Have you ever wondered if Extended Events is affecting the performance of your workload? I have written a lot about Extended Events and have been a huge promoter of why you should be using Extended Events instead of SQL Trace for longer than I have worked at SQLskills.com. While Extended Events provides a lot of benefits to data collection with minimal overhead, there are still cases where observation overheads exist when collecting data even with Extended Events.
Measuring “Observer Overhead” of SQL Trace vs. Extended Events – SQLPerformance.com
SQL Server 2022 offers a new feature enhancement to Extended Events that allows it to now track the performance and publishing metrics of the events that have been enabled in an event session that is running on the server. Four new columns were added in the sys.dm_xe_session_events DMV in SQL Server 2022 that provide additional information about the event publishing performance metrics when an event session is running:
Column name | Data type | Description |
---|---|---|
event_fire_count | bigint | The number of times the event has fired (was published) since the session was started. Is not nullable. Applies to SQL Server 2022 (16.x) and later. |
event_fire_average_time | bigint | The average time taken to publish the event, in microseconds. Is not nullable. Applies to SQL Server 2022 (16.x) and later. |
event_fire_min_time | bigint | The minimum time taken to publish the event, in microseconds. Is not nullable. Applies to SQL Server 2022 (16.x) and later. |
event_fire_max_time | bigint | The maximum time taken to publish the event, in microseconds. Is not nullable. Applies to SQL Server 2022 (16.x) and later. |
Two of the new columns, event_fire_count and event_fire_average_time, require that you enable Trace Flag 9708 for collection, which is documented in the Books Online:
Trace Flags (Transact-SQL) – SQL Server | Microsoft Learn
These columns will not be populated without the trace flag turned on. The trace flag is global only, so it must be enabled with DBCC TRACEON(9708, -1). I took a look at the output of the following query without the trace flag enabled, and then again with it turned on:
SELECT s.name AS session_name, event_name, event_fire_count, event_fire_average_time, event_fire_min_time, event_fire_max_time FROM sys.dm_xe_sessions AS s INNER JOIN sys.dm_xe_session_events AS xse ON s.address = xse.event_session_address ORDER BY event_fire_max_time DESC
The trace flag is global only, so it must be enabled with DBCC TRACEON(9708, -1). While this system doesn’t have a huge workload running against it constantly, it is good to see that the overall impact of the default event sessions is quite low.

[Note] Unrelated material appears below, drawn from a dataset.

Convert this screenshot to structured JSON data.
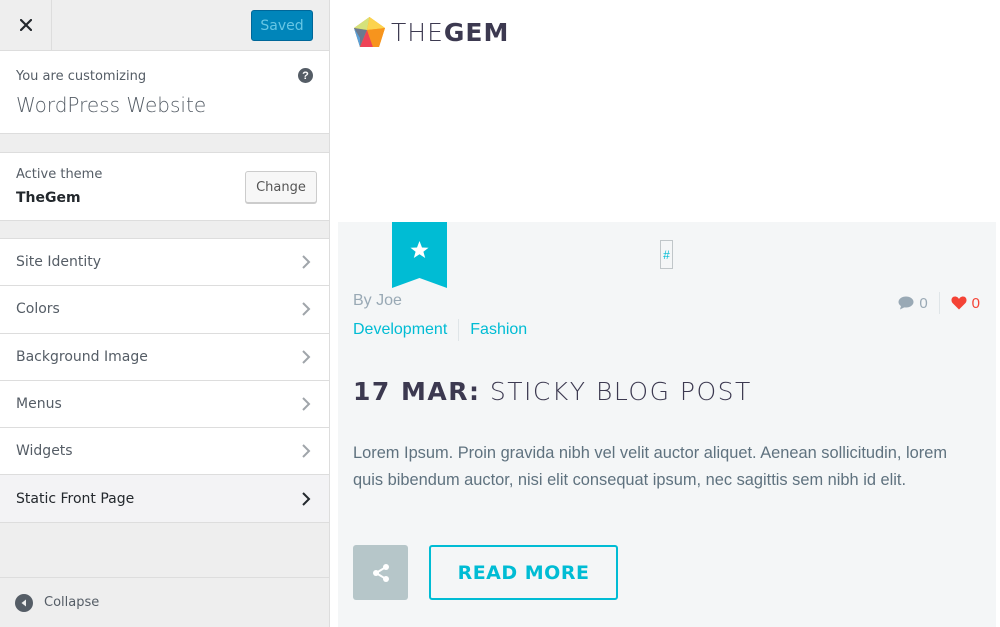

However, I wanted to play around and do something incredibly stupid with this trace flag, so I created an event session on the same server named CrazyEvents, and did a SELECT ALL in the UI and added every non-debug channel event to the session and started it. I won’t be including a script for this, it’s a stupid idea to do to begin with and you can easily reproduce the session in the UI if you want to join me in the nuthouse. Be prepared to wait a few seconds to minutes while it adds that many events to the session though. I will note that editing the event session definition later in SSMS was sufficient enough to turn my laptop fans on.
I was a little surprised by the results of this on a relatively quiesced system where the only queries being executed were related to creating this blog post. I didn’t expect 4.5ms of fire time for the wait_info event to pop up as the longest firing event from a relatively quiesced system.
While I don’t know that I would actually need to turn on the trace flag for the additional two columns, I do think that it is amazing that Microsoft has continued to invest in enhancements to Extended Events that allow for better diagnostics of the performance impacts caused by certain event sessions and the events being collected. Prior to the inclusion of these enhancements, there was no definitive means of determining if an event was impacting performance negatively and by how much aside from observation of behaviors with and without the event session running. Now there is a definitive means of determining whether an event is impacting performance negatively.